(352e) Embryonic Stem Cell Attachment On Synthetic Chemical Surfaces

Authors: 
Zonca, Jr., M. R., College of Nanoscale Science and Engineering, University at Albany, State University of New York
Xie, Y., University of Albany
Heldt, C. L., Michigan Technological University
Yun, S. H., Rensselaer Polytechnic Institute
Belfort, G., Rensselaer Polytechnic Institute


Embryonic stem (ES) cells hold great potential in the field of tissue regeneration, cell therapy, and drug discovery due to their self-renewal capacity and differentiation potential. To fully realize the therapeutic potential of ES cells, strategies are needed to maintain the pluripotency of ES cells during expansion. Cell attachment is essential for maintaining ES cells in an undifferentiated state and preventing ES cells from forming unwanted embryoid bodies. Stem cell pluripotency is governed by a unique local microenvironment. ES cells interact with their microenvironment at nanoscale level in vivo . The use of polymers as scaffolds has been well documented and offers several advantages for supporting ES cell maintenance. However, little is known about how surface chemistry influences stem cell pluripotency. In this work, a high-throughput screening platform has been established to study ES cell attachment on a library of synthetic chemical surfaces (66 synthetic chemical surfaces). Using our patented UV graft-induced polymerization method with high throughput (HT), we have synthesized hundreds of new surfaces in days rather than months without the HT. Mouse ES cells were stained with Cell-Tracker Green and seeded into 96-well plates containing the library of 66 synthetic chemical surfaces.

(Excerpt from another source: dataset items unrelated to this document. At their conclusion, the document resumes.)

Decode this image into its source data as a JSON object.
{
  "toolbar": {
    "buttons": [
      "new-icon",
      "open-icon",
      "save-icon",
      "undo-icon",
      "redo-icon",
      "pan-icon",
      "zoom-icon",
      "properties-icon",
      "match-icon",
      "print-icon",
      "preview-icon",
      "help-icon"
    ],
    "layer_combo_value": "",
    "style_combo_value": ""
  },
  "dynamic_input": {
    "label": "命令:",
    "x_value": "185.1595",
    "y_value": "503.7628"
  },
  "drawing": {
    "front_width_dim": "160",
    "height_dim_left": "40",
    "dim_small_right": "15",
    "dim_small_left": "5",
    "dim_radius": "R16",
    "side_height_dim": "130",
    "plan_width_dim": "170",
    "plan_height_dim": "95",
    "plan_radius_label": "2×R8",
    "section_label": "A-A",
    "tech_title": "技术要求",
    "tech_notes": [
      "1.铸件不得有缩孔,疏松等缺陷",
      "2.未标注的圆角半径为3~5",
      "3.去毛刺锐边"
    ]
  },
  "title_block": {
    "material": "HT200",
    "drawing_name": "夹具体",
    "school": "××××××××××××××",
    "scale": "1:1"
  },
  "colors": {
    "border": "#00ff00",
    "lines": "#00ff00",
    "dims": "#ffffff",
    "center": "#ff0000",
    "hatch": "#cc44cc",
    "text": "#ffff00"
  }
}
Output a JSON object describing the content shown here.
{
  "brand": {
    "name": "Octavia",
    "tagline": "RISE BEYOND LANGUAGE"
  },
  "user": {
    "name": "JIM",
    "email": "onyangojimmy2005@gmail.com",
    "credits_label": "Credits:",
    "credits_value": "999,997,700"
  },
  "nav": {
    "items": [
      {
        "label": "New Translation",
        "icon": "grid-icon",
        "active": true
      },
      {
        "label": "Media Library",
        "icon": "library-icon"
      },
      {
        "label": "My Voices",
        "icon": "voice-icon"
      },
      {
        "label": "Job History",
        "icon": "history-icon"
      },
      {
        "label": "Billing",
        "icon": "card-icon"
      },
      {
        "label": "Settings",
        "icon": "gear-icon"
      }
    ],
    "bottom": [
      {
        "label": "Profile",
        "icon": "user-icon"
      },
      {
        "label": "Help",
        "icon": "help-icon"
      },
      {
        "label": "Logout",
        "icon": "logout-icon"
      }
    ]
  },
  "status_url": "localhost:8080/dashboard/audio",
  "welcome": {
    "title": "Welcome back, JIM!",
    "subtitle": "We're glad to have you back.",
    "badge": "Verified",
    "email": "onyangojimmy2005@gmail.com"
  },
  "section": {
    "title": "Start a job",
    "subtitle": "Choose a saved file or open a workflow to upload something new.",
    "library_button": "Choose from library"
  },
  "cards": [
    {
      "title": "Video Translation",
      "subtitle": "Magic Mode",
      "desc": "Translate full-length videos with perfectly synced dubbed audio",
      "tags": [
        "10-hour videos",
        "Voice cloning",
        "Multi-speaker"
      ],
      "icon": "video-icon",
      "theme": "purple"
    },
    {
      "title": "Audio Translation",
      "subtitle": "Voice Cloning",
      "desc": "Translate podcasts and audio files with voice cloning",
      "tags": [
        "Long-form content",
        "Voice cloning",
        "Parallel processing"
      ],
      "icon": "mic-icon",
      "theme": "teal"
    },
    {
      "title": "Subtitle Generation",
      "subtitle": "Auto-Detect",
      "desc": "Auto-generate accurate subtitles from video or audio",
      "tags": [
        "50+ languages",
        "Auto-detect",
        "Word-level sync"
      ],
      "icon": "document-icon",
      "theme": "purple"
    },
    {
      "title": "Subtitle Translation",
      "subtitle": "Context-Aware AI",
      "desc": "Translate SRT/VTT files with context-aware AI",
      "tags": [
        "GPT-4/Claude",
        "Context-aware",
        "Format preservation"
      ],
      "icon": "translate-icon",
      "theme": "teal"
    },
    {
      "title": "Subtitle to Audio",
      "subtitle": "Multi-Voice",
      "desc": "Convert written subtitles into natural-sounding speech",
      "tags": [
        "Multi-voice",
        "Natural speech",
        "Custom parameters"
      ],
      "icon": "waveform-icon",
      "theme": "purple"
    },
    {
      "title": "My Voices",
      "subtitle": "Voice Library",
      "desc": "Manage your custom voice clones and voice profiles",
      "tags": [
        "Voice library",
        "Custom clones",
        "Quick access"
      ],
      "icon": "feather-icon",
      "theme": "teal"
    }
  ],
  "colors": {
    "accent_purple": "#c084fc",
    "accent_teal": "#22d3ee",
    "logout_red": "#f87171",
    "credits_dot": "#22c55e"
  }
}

The cell attachment on the synthetic surfaces was detected by a Tecan fluorescence microplate reader and normalized with the fluorescence unit of the control group. The surface chemistry with the highest attachment was amines and the lowest attachment was PEGs. The cell attachment on selected membrane was further confirmed by cell morphology observation using optical microscopy and scanning electron microscopy (SEM) as well as cytoskeleton staining. The pluripotency of ES cells grown on the representative membrane was confirmed by retaining pluripotency markers of stem cells, Oct4 and stage-specific embryonic antigen (SSEA-1), which is revealed by immunocytochemistry. Atomic force microscopy and attenuated total reflection infrared spectroscopy were used to examine the topography and degree of grafting of the synthetic chemical surfaces, respectively.